How does the Fed print money? It doesn’t use a printing press (at least not primarily). It just buys stuff from banks by sending electronic credits to the banks’ accounts.
Crap Bank owns an asset–for example, a bond. The Fed buys the bond from Crap Bank for, say, $100,000. The Fed credits Crap Bank’s account with $100,000.
Voila! The Fed has “printed” $100,000. That’s right: The money just came out of thin air.
Crap Bank can now lend that $100,000 or use it to buy more assets. Which the Fed can then buy and print more money, etc.
How much money is the Fed printing these days? A whole lot of money. $800 billion, says the WSJ’s Jon Hilsenrath:
The cash credits — known as bank reserves — have grown from $3 billion last August to $776 billion by mid-March. The Fed made clear this week that reserves will soar in the months ahead, as the central bank expands its rescue programs.

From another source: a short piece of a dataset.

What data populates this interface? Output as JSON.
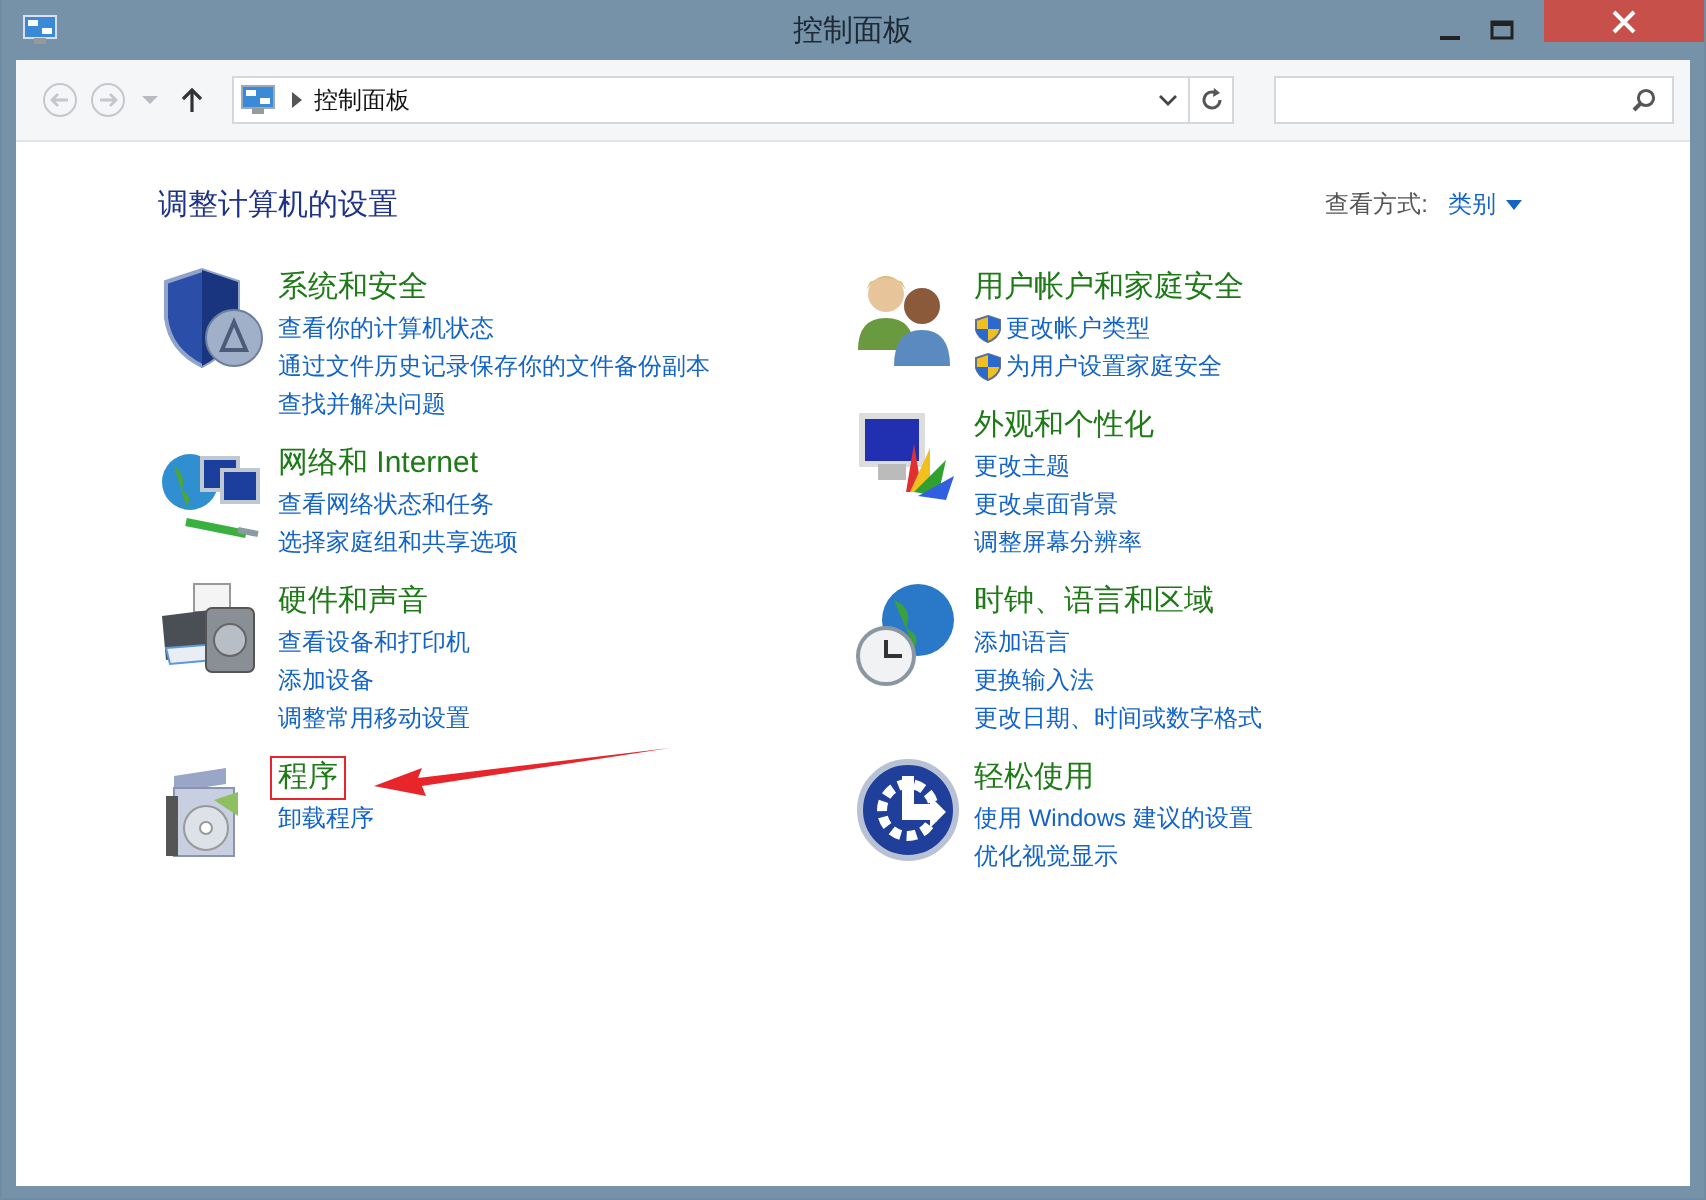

Once you understand this, you can see why everyone is scared to death of inflation. The value of the economy didn’t grow in these transactions. The value stayed the same (actually, it dropped). But the money supply grew by $800 billlion, which means that every dollar out there is worth a little bit less (more dollars, fewer assets).
How much paper money has the Fed printed over this period? Not much.
Since August, Federal Reserve notes — also known as dollars — have only increased to $862 billion from $793 billion.